Um cenário de mudanças climáticas é definido como um conjunto fisicamente consistente de mudanças nas variáveis meteorológicas com base em projeções de níveis de dióxido de carbono (CO2) e de outros gases de estufa na atmosfera. A base dos estudos tem sido o uso de modelos GCMs (General Circulation Models). Três deles têm sido usados principalmente: GISS (Goddard Institute for Space Studies), GFDL (Geophysical Fluid Dynamics Laboratory) e UKMO (United Kingdom Meteorological Office). Esses modelos projetam mudanças nas médias mensais de variáveis climáticas para faixas de latitude e longitude. Esses modelos são os meios mais avançados para se preverem futuras conseqüências climáticas pelo aumento dos gases de estufa. Eles simulam o regime térmico razoavelmente bem, porém o mesmo não ocorre com o regime hídrico, além de terem o seu desempenho variável conforme a região do globo. Além disso, não projetam mudanças confiáveis na variabilidade climática. E esses pontos são importantíssimos para avaliar os efeitos sobre a produtividade agrícola. Não obstante, são as melhores ferramentas que a ciência dispõe no momento para avaliar impactos que devem ocorrer em horizontes de tempo de até cem anos.

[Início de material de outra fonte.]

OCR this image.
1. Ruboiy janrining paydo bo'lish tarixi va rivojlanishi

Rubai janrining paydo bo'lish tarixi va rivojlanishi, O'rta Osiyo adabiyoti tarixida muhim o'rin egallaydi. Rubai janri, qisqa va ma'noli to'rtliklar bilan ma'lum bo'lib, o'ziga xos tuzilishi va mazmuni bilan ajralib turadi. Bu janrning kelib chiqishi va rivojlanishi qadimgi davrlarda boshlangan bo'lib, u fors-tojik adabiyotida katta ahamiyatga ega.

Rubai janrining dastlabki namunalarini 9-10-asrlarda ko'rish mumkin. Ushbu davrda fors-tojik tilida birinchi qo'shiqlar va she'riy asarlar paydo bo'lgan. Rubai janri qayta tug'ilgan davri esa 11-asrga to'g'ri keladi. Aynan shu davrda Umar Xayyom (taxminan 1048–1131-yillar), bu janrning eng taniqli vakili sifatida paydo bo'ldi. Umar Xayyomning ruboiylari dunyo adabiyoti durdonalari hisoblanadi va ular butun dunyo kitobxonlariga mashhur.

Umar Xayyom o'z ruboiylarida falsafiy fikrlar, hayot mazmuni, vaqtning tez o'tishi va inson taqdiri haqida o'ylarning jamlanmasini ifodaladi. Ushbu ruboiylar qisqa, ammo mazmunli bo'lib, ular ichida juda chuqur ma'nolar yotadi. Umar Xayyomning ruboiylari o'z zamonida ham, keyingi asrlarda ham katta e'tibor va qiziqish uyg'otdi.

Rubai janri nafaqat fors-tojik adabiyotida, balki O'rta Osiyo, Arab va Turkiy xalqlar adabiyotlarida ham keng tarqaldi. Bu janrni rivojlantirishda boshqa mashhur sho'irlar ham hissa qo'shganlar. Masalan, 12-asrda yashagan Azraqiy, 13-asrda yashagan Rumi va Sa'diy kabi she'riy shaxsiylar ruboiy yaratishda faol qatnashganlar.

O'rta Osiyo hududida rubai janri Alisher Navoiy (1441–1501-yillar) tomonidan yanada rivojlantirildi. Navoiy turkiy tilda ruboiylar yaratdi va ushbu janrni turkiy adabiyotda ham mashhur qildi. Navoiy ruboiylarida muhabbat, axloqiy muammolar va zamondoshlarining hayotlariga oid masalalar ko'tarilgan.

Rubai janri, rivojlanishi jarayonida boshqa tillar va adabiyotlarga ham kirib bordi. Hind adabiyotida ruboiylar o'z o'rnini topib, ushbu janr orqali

A melhor forma é interpretar esses resultados como projeções, e não como previsões. Uma previsão é um cenário cujos resultados são considerados mais prováveis de ocorrer. Uma projeção, por outro lado, é baseada em uma série de pressuposições e pode ser feita com qualquer conjunto de pressuposições, não necessariamente o mais provável de ocorrer.

Estudos realizados na Agência de Proteção Ambiental dos Estados Unidos (EPA), com o horizonte de tempo do ano 2060, envolvendo 25 países, entre os quais o Brasil (sendo projetados impactos negativos nas culturas de trigo e de milho e positivos na cultura de soja), mostraram que o efeito da duplicação da concentração de CO2, ou de efeito similar a essa magnitude, pelo incremento de outros gases de estufa, poderá, em escala mundial, ser pequeno. Isso se comparado ao aumento de produção requerido para alimentar a população mundial na metade do próximo século, por exemplo. As regiões mais afetadas seriam as da faixa tropical, aumentando ainda mais a discrepância entre as hoje consideradas nações pobres e ricas.

Que o debate do aquecimento global é científico e político ao mesmo tempo não há margem para dúvidas. Particularmente quando entra no jogo o controle das emissões de gases pelas atividades industrial e agrícola, que asseguram o padrão de vida elevado às sociedades ditas evoluídas. E, por enquanto, a solução dos impasses parece ser mais política do que científica.

Para a melhoria dos debates sobre o tema mudanças climáticas e agricultura, deixam-se como sugestão de leitura os relatórios do Intergovernmental Panel on Climate Change (2001a, 2001b e 2001c), Philander (1998) e Symposium by the American Society of Agronomy (1995).